Teams that want to deploy Privacy Filter as a service will need to build the deployment layer themselves — HTTP framing, request validation, chat-format parsing, concurrency, observability, base-image hardening, and dependency reviews. That’s the normal gap between an open-source model release and a deployable service, and it’s fair for OpenAI to leave it there — the model is the artefact they wanted to share for the preview release.

Closing Thoughts

OpenAI has done a great job with the Privacy Filter preview release. It proves that small, fast, bidirectional models are effective for data minimization tasks and that in 2026 there is still a massive need for detecting PII before model training or hitting cloud-based LLMs.
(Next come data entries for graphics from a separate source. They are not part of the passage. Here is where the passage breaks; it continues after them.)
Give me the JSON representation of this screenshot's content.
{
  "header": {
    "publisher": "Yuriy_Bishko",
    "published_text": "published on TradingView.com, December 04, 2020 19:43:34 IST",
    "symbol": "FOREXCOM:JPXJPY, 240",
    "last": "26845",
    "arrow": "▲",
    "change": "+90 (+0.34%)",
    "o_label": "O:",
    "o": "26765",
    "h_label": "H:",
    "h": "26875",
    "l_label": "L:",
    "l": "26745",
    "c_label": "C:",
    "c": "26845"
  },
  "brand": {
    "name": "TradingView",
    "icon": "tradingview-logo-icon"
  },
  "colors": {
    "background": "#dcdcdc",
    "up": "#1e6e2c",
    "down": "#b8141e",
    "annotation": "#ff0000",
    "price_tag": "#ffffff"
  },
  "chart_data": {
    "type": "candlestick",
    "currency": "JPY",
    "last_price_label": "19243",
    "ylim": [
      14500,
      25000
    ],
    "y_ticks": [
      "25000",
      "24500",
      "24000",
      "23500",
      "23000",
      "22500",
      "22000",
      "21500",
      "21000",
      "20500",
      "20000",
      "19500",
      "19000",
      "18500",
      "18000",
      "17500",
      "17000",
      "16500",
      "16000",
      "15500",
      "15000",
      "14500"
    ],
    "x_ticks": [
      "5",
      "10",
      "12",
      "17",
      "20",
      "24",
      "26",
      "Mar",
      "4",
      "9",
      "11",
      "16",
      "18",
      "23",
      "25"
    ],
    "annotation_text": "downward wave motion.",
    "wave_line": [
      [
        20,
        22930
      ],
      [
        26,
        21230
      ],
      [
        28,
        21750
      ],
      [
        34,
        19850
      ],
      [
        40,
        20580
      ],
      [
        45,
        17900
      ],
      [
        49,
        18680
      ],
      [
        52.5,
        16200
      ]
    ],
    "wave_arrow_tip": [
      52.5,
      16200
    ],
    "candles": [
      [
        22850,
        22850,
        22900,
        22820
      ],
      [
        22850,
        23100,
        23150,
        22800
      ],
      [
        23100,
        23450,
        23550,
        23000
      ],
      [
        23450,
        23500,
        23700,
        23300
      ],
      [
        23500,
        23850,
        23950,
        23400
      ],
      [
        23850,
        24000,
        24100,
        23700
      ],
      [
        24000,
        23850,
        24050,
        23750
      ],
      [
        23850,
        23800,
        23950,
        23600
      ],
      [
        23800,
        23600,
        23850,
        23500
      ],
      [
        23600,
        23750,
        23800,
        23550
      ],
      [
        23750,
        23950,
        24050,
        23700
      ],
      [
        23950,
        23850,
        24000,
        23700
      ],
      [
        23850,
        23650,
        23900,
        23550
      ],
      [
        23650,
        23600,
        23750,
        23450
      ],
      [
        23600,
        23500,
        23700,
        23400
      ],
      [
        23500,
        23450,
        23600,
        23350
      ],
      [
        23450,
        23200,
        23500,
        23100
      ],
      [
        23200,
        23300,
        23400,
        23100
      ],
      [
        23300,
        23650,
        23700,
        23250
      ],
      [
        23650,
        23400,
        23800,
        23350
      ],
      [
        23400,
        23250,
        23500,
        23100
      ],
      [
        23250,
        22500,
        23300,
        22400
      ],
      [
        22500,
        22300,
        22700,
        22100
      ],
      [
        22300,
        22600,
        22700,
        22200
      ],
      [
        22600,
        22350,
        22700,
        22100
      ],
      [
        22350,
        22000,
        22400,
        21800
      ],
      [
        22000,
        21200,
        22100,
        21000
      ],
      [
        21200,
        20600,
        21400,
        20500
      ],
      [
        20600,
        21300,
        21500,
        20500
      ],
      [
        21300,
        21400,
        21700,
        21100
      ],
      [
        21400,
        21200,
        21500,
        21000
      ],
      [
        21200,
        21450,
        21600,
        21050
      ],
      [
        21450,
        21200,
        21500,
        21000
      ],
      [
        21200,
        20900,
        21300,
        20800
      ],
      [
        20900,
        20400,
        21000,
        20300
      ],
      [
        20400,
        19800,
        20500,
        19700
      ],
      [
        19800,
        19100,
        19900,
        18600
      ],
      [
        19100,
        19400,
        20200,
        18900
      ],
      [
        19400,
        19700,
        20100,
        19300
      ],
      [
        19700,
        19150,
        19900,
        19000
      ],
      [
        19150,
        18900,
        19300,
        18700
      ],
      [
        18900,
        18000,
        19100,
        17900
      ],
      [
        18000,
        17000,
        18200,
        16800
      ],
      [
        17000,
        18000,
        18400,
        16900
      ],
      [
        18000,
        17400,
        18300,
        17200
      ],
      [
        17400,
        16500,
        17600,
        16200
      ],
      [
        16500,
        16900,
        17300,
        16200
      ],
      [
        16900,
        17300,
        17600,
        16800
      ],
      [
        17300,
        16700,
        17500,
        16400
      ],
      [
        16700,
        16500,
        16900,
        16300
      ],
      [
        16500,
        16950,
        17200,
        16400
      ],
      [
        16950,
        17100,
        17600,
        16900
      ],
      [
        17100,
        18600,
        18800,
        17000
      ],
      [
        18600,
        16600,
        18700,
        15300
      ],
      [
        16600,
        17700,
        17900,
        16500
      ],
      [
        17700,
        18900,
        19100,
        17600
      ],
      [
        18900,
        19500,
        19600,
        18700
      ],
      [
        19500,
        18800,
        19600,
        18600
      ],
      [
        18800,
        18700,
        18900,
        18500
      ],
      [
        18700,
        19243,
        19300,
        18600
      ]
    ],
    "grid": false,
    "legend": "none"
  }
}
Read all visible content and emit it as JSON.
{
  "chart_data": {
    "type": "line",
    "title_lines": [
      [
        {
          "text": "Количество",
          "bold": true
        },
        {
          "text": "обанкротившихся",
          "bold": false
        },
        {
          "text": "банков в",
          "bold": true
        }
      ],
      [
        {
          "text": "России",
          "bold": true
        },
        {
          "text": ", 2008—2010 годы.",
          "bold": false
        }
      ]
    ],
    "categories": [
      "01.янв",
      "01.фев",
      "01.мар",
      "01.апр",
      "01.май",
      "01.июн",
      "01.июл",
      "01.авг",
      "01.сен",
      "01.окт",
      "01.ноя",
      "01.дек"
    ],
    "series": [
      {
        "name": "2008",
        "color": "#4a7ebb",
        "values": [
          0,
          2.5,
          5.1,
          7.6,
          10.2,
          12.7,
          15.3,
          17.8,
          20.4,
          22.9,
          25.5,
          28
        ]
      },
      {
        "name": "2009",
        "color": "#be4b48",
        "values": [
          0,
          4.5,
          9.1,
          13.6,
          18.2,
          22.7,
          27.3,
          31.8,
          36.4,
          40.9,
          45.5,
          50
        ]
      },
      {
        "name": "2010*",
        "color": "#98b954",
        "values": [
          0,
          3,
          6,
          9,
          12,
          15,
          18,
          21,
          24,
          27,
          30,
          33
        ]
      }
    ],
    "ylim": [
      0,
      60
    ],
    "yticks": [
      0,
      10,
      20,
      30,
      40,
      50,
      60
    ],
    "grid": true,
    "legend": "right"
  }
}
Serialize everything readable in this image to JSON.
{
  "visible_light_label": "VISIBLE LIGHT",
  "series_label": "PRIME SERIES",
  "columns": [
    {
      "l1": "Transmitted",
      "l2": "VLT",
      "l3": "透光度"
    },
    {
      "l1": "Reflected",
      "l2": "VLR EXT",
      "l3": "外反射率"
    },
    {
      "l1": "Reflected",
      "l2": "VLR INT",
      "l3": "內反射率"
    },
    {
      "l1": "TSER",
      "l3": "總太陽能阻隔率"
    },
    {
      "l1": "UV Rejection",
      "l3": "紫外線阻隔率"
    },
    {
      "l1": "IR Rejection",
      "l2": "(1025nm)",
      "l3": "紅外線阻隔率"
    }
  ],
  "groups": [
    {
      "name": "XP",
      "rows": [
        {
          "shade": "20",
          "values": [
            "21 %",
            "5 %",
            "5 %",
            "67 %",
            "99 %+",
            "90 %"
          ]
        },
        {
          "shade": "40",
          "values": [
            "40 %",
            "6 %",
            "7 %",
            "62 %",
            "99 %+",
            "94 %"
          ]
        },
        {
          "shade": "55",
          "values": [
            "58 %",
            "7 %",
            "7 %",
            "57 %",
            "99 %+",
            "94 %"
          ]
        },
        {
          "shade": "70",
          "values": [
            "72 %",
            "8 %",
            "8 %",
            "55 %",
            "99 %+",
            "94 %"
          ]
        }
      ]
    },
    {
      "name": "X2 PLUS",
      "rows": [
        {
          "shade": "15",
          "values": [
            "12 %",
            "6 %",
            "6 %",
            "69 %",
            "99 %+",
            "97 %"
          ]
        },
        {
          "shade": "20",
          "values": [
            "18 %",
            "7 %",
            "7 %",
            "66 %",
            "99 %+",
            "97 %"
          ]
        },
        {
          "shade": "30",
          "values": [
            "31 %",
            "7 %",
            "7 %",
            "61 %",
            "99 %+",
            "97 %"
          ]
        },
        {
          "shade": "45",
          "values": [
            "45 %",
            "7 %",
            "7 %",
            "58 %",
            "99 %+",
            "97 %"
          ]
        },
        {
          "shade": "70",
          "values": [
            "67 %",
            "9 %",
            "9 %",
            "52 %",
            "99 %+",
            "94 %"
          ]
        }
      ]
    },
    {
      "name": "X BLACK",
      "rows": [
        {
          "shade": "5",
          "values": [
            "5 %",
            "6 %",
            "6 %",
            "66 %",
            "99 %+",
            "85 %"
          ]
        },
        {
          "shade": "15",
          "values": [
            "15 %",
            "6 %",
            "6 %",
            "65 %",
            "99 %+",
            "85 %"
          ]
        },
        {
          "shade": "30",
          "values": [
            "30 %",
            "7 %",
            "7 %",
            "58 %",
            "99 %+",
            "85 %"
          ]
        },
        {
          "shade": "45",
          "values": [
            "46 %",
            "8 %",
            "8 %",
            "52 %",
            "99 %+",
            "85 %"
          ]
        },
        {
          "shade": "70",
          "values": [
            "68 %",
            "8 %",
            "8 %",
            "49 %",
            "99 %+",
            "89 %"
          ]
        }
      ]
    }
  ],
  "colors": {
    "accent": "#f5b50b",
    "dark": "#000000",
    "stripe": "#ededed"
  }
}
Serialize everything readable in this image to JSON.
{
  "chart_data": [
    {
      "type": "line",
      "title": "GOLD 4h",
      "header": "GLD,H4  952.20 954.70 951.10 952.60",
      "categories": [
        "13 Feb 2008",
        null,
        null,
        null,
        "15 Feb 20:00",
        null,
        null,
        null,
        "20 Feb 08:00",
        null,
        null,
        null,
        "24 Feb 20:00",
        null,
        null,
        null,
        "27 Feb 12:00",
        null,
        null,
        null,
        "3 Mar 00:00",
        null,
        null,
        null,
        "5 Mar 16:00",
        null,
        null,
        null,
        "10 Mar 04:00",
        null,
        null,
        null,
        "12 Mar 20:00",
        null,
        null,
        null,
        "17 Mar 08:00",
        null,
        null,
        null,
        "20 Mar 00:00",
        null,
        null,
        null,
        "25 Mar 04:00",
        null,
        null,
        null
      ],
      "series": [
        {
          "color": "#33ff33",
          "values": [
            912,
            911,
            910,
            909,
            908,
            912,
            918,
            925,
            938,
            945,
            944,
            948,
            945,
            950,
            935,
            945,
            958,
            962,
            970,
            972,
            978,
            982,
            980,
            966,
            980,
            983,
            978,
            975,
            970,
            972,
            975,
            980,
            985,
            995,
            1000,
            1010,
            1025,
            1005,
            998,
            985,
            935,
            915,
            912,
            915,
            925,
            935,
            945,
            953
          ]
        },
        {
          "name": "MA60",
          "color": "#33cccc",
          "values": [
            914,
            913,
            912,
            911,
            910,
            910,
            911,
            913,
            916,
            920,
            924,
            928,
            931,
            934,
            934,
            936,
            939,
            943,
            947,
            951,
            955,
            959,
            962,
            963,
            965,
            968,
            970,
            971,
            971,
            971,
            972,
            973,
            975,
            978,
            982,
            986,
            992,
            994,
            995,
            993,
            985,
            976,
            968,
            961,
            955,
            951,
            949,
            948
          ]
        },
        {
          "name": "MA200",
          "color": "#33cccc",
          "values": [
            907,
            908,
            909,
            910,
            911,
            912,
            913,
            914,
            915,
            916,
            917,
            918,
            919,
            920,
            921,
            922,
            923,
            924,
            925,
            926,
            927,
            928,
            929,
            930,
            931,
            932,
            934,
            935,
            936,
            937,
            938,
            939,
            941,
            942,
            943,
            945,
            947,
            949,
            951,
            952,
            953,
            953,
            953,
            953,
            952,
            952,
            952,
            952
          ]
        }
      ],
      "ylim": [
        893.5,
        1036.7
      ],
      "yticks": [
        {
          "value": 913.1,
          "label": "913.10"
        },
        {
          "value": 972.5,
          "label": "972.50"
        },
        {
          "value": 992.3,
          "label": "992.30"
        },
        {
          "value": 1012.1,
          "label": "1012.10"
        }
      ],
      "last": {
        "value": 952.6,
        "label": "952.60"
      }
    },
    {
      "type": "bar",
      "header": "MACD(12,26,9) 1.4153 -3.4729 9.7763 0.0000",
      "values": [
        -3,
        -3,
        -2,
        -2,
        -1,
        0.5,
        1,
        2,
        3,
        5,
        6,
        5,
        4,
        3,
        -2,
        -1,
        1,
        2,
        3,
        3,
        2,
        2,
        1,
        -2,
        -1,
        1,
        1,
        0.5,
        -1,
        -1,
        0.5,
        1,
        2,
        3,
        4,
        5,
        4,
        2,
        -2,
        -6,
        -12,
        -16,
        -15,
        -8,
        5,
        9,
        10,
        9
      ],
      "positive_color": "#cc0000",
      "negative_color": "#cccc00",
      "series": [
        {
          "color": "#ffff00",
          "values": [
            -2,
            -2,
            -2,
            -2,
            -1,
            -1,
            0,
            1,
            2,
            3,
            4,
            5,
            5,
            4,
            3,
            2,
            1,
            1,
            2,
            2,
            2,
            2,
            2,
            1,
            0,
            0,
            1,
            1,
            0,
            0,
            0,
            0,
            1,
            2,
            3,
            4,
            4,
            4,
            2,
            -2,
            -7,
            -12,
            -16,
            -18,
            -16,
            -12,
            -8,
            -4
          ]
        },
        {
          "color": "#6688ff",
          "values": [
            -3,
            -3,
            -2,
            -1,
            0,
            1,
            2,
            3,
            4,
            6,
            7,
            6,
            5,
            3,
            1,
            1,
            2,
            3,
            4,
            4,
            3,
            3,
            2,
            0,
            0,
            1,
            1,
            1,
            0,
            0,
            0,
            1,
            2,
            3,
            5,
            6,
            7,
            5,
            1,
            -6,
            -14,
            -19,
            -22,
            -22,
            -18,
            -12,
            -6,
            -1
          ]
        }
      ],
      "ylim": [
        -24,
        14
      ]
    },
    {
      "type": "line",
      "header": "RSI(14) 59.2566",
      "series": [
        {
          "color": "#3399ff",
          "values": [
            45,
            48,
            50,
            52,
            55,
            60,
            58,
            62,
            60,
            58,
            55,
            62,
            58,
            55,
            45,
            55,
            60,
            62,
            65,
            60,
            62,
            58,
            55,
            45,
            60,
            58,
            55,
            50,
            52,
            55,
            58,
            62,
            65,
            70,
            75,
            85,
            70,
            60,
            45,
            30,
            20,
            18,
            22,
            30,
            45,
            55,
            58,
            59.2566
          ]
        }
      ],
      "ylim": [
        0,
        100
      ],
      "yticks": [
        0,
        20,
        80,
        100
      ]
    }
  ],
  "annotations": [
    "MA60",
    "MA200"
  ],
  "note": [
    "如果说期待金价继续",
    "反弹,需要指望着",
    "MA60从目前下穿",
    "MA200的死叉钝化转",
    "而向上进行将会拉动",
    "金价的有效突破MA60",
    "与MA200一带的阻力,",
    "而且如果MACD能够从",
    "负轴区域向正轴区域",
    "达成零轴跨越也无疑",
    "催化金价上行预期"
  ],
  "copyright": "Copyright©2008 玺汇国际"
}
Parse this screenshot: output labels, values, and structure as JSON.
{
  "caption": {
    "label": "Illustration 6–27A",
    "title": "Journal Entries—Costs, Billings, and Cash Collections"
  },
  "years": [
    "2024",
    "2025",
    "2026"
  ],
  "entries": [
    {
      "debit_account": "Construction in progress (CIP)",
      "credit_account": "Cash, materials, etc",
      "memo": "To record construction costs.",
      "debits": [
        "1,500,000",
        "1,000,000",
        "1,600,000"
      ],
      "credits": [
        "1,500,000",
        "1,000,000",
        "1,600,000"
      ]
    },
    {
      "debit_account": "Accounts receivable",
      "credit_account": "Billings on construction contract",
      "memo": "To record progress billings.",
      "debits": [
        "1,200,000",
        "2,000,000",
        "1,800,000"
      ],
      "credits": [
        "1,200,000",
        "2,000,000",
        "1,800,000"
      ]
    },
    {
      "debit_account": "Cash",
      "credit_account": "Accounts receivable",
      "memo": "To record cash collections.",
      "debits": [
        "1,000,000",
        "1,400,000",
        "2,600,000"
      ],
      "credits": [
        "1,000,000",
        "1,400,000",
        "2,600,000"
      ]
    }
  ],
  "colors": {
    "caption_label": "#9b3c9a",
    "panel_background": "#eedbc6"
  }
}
If you have an internal ML team ready to fine-tune a model on your specific domain data and build the surrounding API infrastructure, it is an excellent foundation.

The V4 and V7 taxonomies sitting in the source are the most interesting thing about the release from our perspective. V7 in particular — with its granular split of personal identifiers into government, financial, health, vehicle, education, employment, membership, and registry categories — points to where this kind of work is going. Given this is a preview release, there’s a good chance we’ll see them formally released in the future.

However, for teams that need immediate, out-of-the-box deployment—complete with air-gapped REST APIs, robust European localizations, corporate entity detection, and native LLM chat support—purpose-built enterprise solutions remain the most direct path to production.

Either way, it’s a good time to be working on this problem.